Tales from Arva: Volume 1 by Kevis Hendrickson
My rating: 4 of 5 stars
Parables, legends and myths, both bittersweet and tragic...
I liked Tales of Arva, though I must say I enjoyed some of the tales more than others. Since each one is unique, I'll address each tale separately.
An Ole Ryme:
I loved this little rhyme. It's written in Old English, like Shakespeare. It brings to mind everything I like finding in fantasy stories all in a well-metered and musical rhyme. The only thing that threw me for a loop was the language. I don't read much Shakespeare, so I had to think about some of the words for a minute.
The Fall of Ithar:
This is the first of the short stories, which reads more like an ancient legend you might find in a J.R.R. Tolkien book. That being said, this little story is packed with heroic deeds shadowed by tragedy. It follows an ancient king, then his son, and finally his daughter-in-law. The creature born from the legend is mentioned in one of the other stories as almost extinct, which gave me the clue that this was a legend (other than the language choice, which also gave it a feel of history). I thought this one was ok, but a little hard to read.
The Grey Elk:
This fanciful legend about how the mythical grey elk came to being is delightful. Naran Jasar, a man from the south, is traveling in the northern countries where he falls for and marries a beautiful maiden. But ridicule and prejudice follow his family wherever they settle because of his strange looks and affinity with animals. Later, when their daughter is old enough to wed, they try to find her a place among people, but find no such place exists, leading to the bittersweet conclusion of the story.
The Tale of Liril:
This is my favorite of the Tales of Arva. Told in the grand tradition of the parable, this story follows Liril, a flighty young girl who wants to find her father a birthday present but ends up on a quest for a mysterious old witch. Instead of completing the quest, she decides to keep the object the witch desires and causes no end of trouble with her careless wishes. The story teaches a lesson in honesty, responsibility, and accountability.
This is my second favorite of the short stories in this book. Yet another tragedy with a bittersweet ending, I would call this one a dark parable.

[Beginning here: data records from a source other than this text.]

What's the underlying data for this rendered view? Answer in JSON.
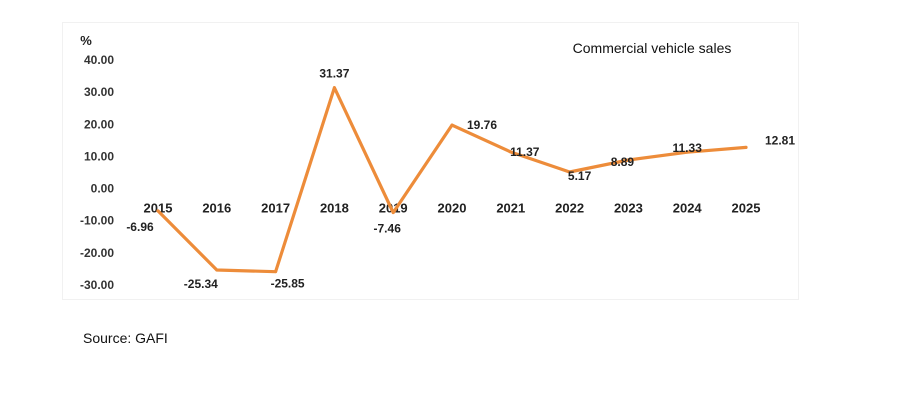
{
  "chart_data": {
    "type": "line",
    "title": "Commercial vehicle sales",
    "ylabel": "%",
    "xlabel": "",
    "categories": [
      "2015",
      "2016",
      "2017",
      "2018",
      "2019",
      "2020",
      "2021",
      "2022",
      "2023",
      "2024",
      "2025"
    ],
    "series": [
      {
        "values": [
          -6.96,
          -25.34,
          -25.85,
          31.37,
          -7.46,
          19.76,
          11.37,
          5.17,
          8.89,
          11.33,
          12.81
        ],
        "labels": [
          "-6.96",
          "-25.34",
          "-25.85",
          "31.37",
          "-7.46",
          "19.76",
          "11.37",
          "5.17",
          "8.89",
          "11.33",
          "12.81"
        ],
        "color": "#ED8C3A"
      }
    ],
    "yticks": [
      "40.00",
      "30.00",
      "20.00",
      "10.00",
      "0.00",
      "-10.00",
      "-20.00",
      "-30.00"
    ],
    "ylim": [
      -30,
      40
    ],
    "grid": false,
    "legend": "none"
  },
  "source": "Source: GAFI"
}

A knight returns home from a long campaign only to find his entire family slain. In a rage, he assumes the culprits are the hated Gaian people, an immortal race similar to elves that he has been raised to hate and mistrust. It is to his detriment that he comes across a lone Gaian maiden and in vengeance slays her. Sentenced to death for his crime, he finds solace and support from an unlikely source.
There is also bonus material and a peek at another story, but I won't rate those as they aren't technically part of the Tales of Arva.
Overall, I liked this set of four short stories and one poem. My favorite short stories were The Tale of Liril and Pryde's Choice. My least favorite was The Fall of Ithar, because it read like an old Bible story, and the language was difficult to process in places. I loved the little poem, An Ole Ryme. And, I thought The Grey Elk had a surprising twist.
These stories would be a great addition for anyone who likes parables, myths and legends, and fantasy lovers are likely to appreciate many of the traditional characteristics of epic fantasy in this condensed format. These make great bedtime stories for adults who miss that from childhood (though I wouldn't recommend these for children).
I received a free copy of this book in exchange for an honest, non-reciprocal review.